At this point there are a number of shaking heads and muffled chuckles; we have seen this passion play before. The problem is not any product’s fault or really any individual’s fault (it is that evil nobody again, the bane of my life). The problem lies in the project approach.
So what would a better approach be? The following straw man ensued from the discussion:
- First, in this case, skip the product selection. There are only two leading commercial products for predictive analytic modeling (SAS, SPSS). Flip a coin (if you have a three-headed coin look at an open source solution, R or ESS), maybe it’s already on your shelf, blow the dust off. Better yet, would a standard planning and budgeting package fit (Oracle/Hyperion)? The next step should give us that answer anyway, no need to rush to buy, vendors are always ready to sell you something (especially at month/quarter end — my, that big a discount!).
Use the money saved for a strategic look at the questions that will be asked of the model: What are the key performance indicators for the industry? Are there any internal benchmarks, industry benchmarks or measures? Will any external data be needed to ensure optimal (correct?) answers to the projected questions?
- Now take this information and do some data analysis (much like dumpster diving). The key is to find the correct data in a format that is properly governed and updated (no Excel or Access need apply). The key is accurate sustainability of all data inputs, remember our friend GIGO (I feel 20 years old all over again!). This should sound very much like a standard Data Quality and Governance Project (boring, but necessary evil to prevent future embarrassment to the guilty).

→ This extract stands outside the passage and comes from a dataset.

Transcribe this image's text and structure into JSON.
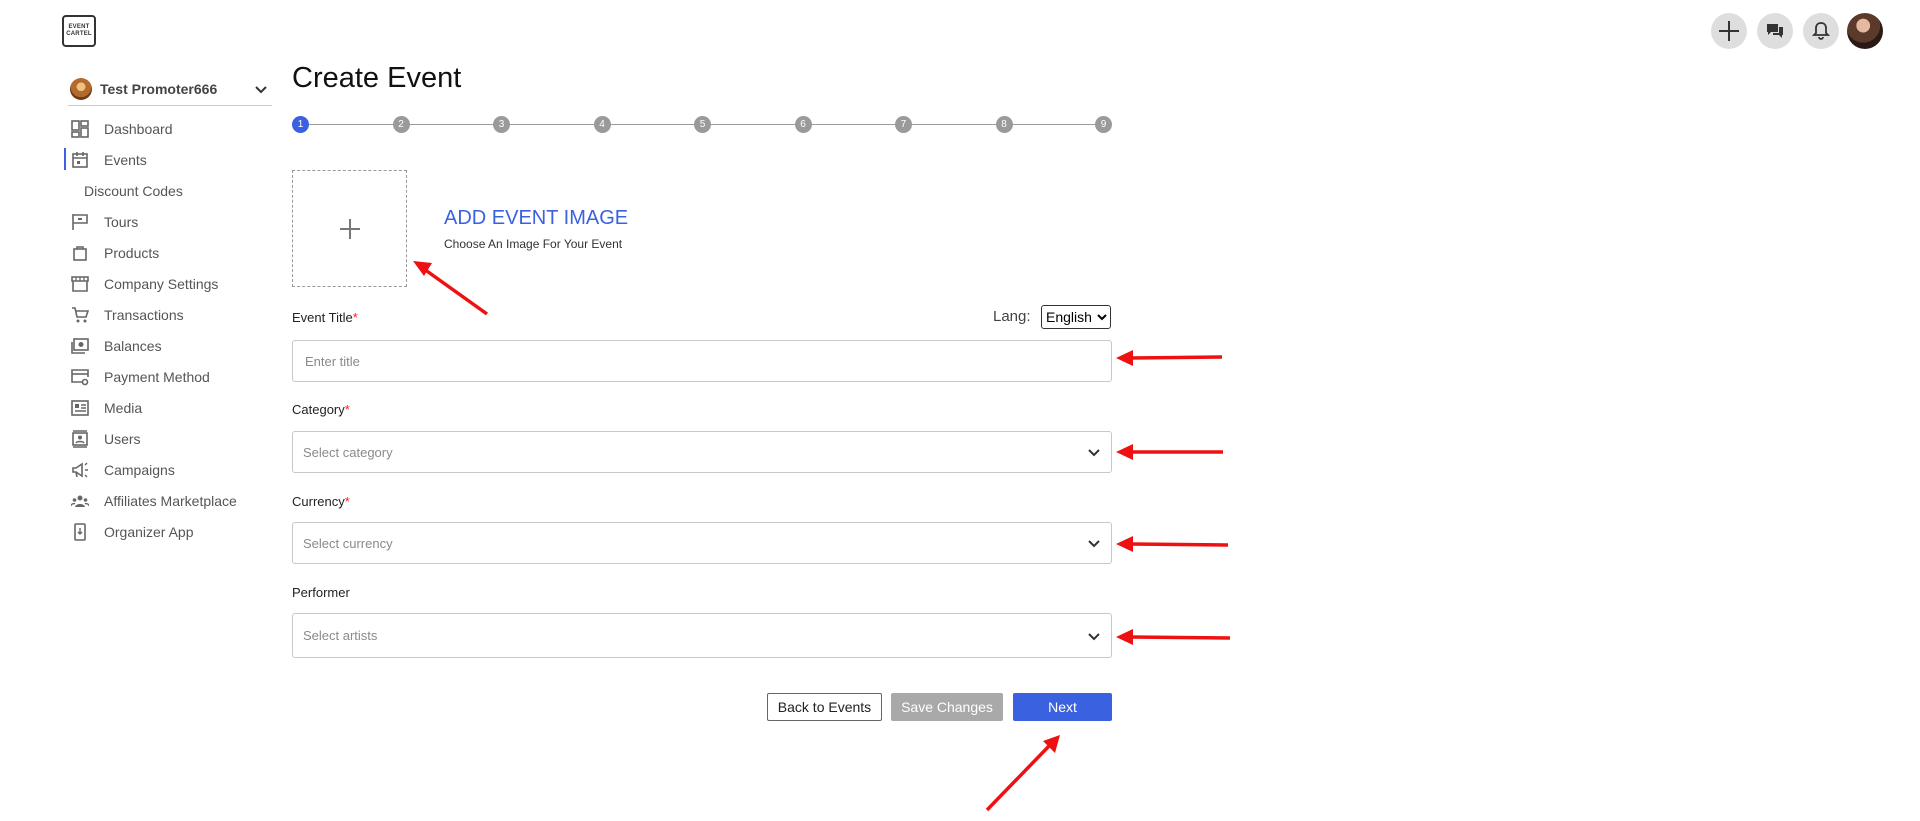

- Now that all of the data is dropped into a cozy data mart and supporting extracts are targeted there, set up all production jobs to keep everything fresh.
- This is also a great time to give that contractor or consultant the questions and analysis done earlier, so it will be at hand with a companion sustainable datamart. Now iterations begin — computation, aggregation, correlation, derivation, deviation, visualization, (Oh My!). The controlled environment holds everybody’s feet to the fire and provides excellent history to tune the model with.
- A reasonable model should result, enjoy!
No approach is perfect, and all have their risks, but this one has a better probability of success than most.